Но как бы себя эти люди ни вели, во-первых, неизвестно, как мы бы себя вели в таких обстоятельствах. А во-вторых, Катаев нам дорог всё-таки прежде всего тем, что он в этих страшных временах сохранил верность духу своей юности. И если в этой юности был дух революции, то Катаев верен и ему. Хотя он пишет правильно: «Мы воспринимали революцию просто как Великую французскую, как её продолжение» («зелёная ветка Демулена»).

Кстати говоря, не будем забывать и о том, что Катаев был в числе очень немногих людей, которые помогали Мандельштаму. Надежда Яковлевна Мандельштам никогда не скрывала того, что она раздавлена этим временем, и никогда не приписывала себе моральной победы над ним. Она демонстративно пристрастна в своих мемуарах, и она постоянно называет Катаева «страшным циником». Но этот страшный циник никогда не отказывал ей в помощи, а другие, которые, может быть, казались ей романтиками, просто мимо проходили. Катаев любил Мандельштама и многое для него делал.

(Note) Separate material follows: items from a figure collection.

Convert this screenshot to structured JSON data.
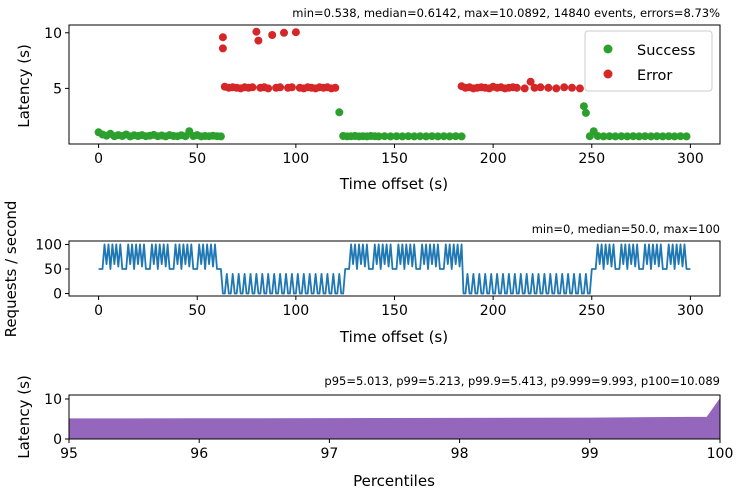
{
  "chart_data": [
    {
      "type": "scatter",
      "annotation": "min=0.538, median=0.6142, max=10.0892, 14840 events, errors=8.73%",
      "xlabel": "Time offset (s)",
      "ylabel": "Latency (s)",
      "xlim": [
        -15,
        315
      ],
      "ylim": [
        0,
        10.7
      ],
      "xticks": [
        "0",
        "50",
        "100",
        "150",
        "200",
        "250",
        "300"
      ],
      "yticks": [
        "5",
        "10"
      ],
      "legend_position": "top-right",
      "colors": {
        "Success": "#2ca02c",
        "Error": "#d62728"
      },
      "series": [
        {
          "name": "Success",
          "points": [
            [
              0,
              1.05
            ],
            [
              2,
              0.85
            ],
            [
              4,
              0.75
            ],
            [
              6,
              0.92
            ],
            [
              8,
              0.7
            ],
            [
              10,
              0.8
            ],
            [
              12,
              0.72
            ],
            [
              14,
              0.85
            ],
            [
              16,
              0.68
            ],
            [
              18,
              0.78
            ],
            [
              20,
              0.72
            ],
            [
              22,
              0.8
            ],
            [
              24,
              0.7
            ],
            [
              26,
              0.75
            ],
            [
              28,
              0.82
            ],
            [
              30,
              0.7
            ],
            [
              32,
              0.76
            ],
            [
              34,
              0.68
            ],
            [
              36,
              0.8
            ],
            [
              38,
              0.72
            ],
            [
              40,
              0.7
            ],
            [
              42,
              0.78
            ],
            [
              44,
              0.7
            ],
            [
              46,
              1.15
            ],
            [
              48,
              0.72
            ],
            [
              50,
              0.8
            ],
            [
              52,
              0.68
            ],
            [
              54,
              0.72
            ],
            [
              56,
              0.7
            ],
            [
              58,
              0.75
            ],
            [
              60,
              0.7
            ],
            [
              62,
              0.68
            ],
            [
              122,
              2.85
            ],
            [
              124,
              0.72
            ],
            [
              126,
              0.68
            ],
            [
              128,
              0.7
            ],
            [
              130,
              0.72
            ],
            [
              132,
              0.68
            ],
            [
              134,
              0.7
            ],
            [
              136,
              0.68
            ],
            [
              138,
              0.72
            ],
            [
              140,
              0.7
            ],
            [
              142,
              0.68
            ],
            [
              145,
              0.7
            ],
            [
              148,
              0.68
            ],
            [
              151,
              0.7
            ],
            [
              154,
              0.68
            ],
            [
              157,
              0.7
            ],
            [
              160,
              0.68
            ],
            [
              163,
              0.7
            ],
            [
              166,
              0.68
            ],
            [
              169,
              0.7
            ],
            [
              172,
              0.68
            ],
            [
              175,
              0.7
            ],
            [
              178,
              0.68
            ],
            [
              181,
              0.7
            ],
            [
              184,
              0.68
            ],
            [
              246,
              3.4
            ],
            [
              247,
              2.8
            ],
            [
              249,
              0.7
            ],
            [
              251,
              1.15
            ],
            [
              253,
              0.72
            ],
            [
              256,
              0.68
            ],
            [
              259,
              0.7
            ],
            [
              262,
              0.68
            ],
            [
              265,
              0.7
            ],
            [
              268,
              0.68
            ],
            [
              271,
              0.7
            ],
            [
              274,
              0.68
            ],
            [
              277,
              0.7
            ],
            [
              280,
              0.68
            ],
            [
              283,
              0.7
            ],
            [
              286,
              0.68
            ],
            [
              289,
              0.7
            ],
            [
              292,
              0.68
            ],
            [
              295,
              0.7
            ],
            [
              298,
              0.68
            ]
          ]
        },
        {
          "name": "Error",
          "points": [
            [
              63,
              9.6
            ],
            [
              63,
              8.6
            ],
            [
              64,
              5.15
            ],
            [
              66,
              5.05
            ],
            [
              68,
              5.1
            ],
            [
              70,
              5.05
            ],
            [
              72,
              5.0
            ],
            [
              74,
              5.1
            ],
            [
              76,
              5.05
            ],
            [
              78,
              5.1
            ],
            [
              80,
              10.1
            ],
            [
              81,
              9.3
            ],
            [
              82,
              5.05
            ],
            [
              84,
              5.1
            ],
            [
              86,
              5.0
            ],
            [
              88,
              9.8
            ],
            [
              90,
              5.05
            ],
            [
              92,
              5.1
            ],
            [
              94,
              10.0
            ],
            [
              96,
              5.05
            ],
            [
              98,
              5.1
            ],
            [
              100,
              10.05
            ],
            [
              102,
              5.05
            ],
            [
              104,
              5.0
            ],
            [
              106,
              5.1
            ],
            [
              108,
              5.05
            ],
            [
              110,
              5.0
            ],
            [
              112,
              5.1
            ],
            [
              114,
              5.05
            ],
            [
              116,
              5.1
            ],
            [
              118,
              5.0
            ],
            [
              120,
              5.05
            ],
            [
              184,
              5.2
            ],
            [
              186,
              5.05
            ],
            [
              188,
              5.1
            ],
            [
              190,
              5.0
            ],
            [
              192,
              5.05
            ],
            [
              194,
              5.1
            ],
            [
              196,
              5.05
            ],
            [
              198,
              5.0
            ],
            [
              200,
              5.15
            ],
            [
              202,
              5.05
            ],
            [
              204,
              5.1
            ],
            [
              206,
              5.0
            ],
            [
              208,
              5.05
            ],
            [
              210,
              5.1
            ],
            [
              212,
              5.05
            ],
            [
              216,
              5.0
            ],
            [
              219,
              5.6
            ],
            [
              221,
              5.05
            ],
            [
              224,
              5.1
            ],
            [
              228,
              5.05
            ],
            [
              232,
              5.0
            ],
            [
              236,
              5.1
            ],
            [
              240,
              5.05
            ],
            [
              244,
              5.0
            ]
          ]
        }
      ]
    },
    {
      "type": "line",
      "annotation": "min=0, median=50.0, max=100",
      "xlabel": "Time offset (s)",
      "ylabel": "Requests / second",
      "xlim": [
        -15,
        315
      ],
      "ylim": [
        -5,
        107
      ],
      "xticks": [
        "0",
        "50",
        "100",
        "150",
        "200",
        "250",
        "300"
      ],
      "yticks": [
        "0",
        "50",
        "100"
      ],
      "color": "#1f77b4",
      "segments": [
        {
          "start": 0,
          "end": 62,
          "pattern": "high"
        },
        {
          "start": 63,
          "end": 124,
          "pattern": "low"
        },
        {
          "start": 125,
          "end": 184,
          "pattern": "high"
        },
        {
          "start": 185,
          "end": 249,
          "pattern": "low"
        },
        {
          "start": 250,
          "end": 300,
          "pattern": "high"
        }
      ],
      "patterns": {
        "high": [
          50,
          50,
          50,
          100,
          60,
          100,
          50,
          100,
          60,
          100,
          55,
          100
        ],
        "low": [
          0,
          0,
          40,
          0,
          0,
          40,
          0,
          0,
          40,
          0,
          0,
          40
        ]
      }
    },
    {
      "type": "area",
      "annotation": "p95=5.013, p99=5.213, p99.9=5.413, p9.999=9.993, p100=10.089",
      "xlabel": "Percentiles",
      "ylabel": "Latency (s)",
      "xlim": [
        95,
        100
      ],
      "ylim": [
        0,
        11
      ],
      "xticks": [
        "95",
        "96",
        "97",
        "98",
        "99",
        "100"
      ],
      "yticks": [
        "0",
        "10"
      ],
      "color": "#9467bd",
      "x": [
        95,
        96,
        97,
        98,
        99,
        99.9,
        99.999,
        100
      ],
      "y": [
        5.013,
        5.05,
        5.1,
        5.15,
        5.213,
        5.413,
        9.993,
        10.089
      ]
    }
  ]
}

Я уже не говорю о том, что в самом тексте поздних сочинений, начиная со «Святого колодца», удивительная, пронзительная тоска — и даже не по молодости, а по осмысленной жизни. Катаев из всех писателей 20-х годов — единственный, кто сумел не иссякнуть. Понимаете, большинство эпосов 20-х годов, даже начиная с «Тихого Дона», безнадёжно увязали в колеях — не было возможности, не хватало инерции, чтобы их продолжать. Катаев сумел не предать свою молодость; он сумел написать прекрасную модернистскую прозу.

С матерью, пожалуй, я солидарен в том, что, наверное, лучшее в смысле изобразительной силы, самое пронзительное из его поздних сочинений — это «Разбитая жизнь, или Волшебный рог Оберона». До сих пор я помню великолепно многие потрясающие фрагменты оттуда. Кстати, из этой-то прозы мы и узнаём, как на самом деле обстояли дела, описанные в таком романтическом духе в «Белеет парус…». Гораздо крепче и острее пахнет от этих страниц, чем от достаточно всё-таки дистиллированных приключений Пети и Гаврика, потому что та Одесса, то очарование предвоенной Европы (а Одесса — это европейский, западный город, открытый миру, город, куда приходят корабли), очарование этой предгибельной Европой передано там великолепно; это вся полнота расцвета перед гибелью.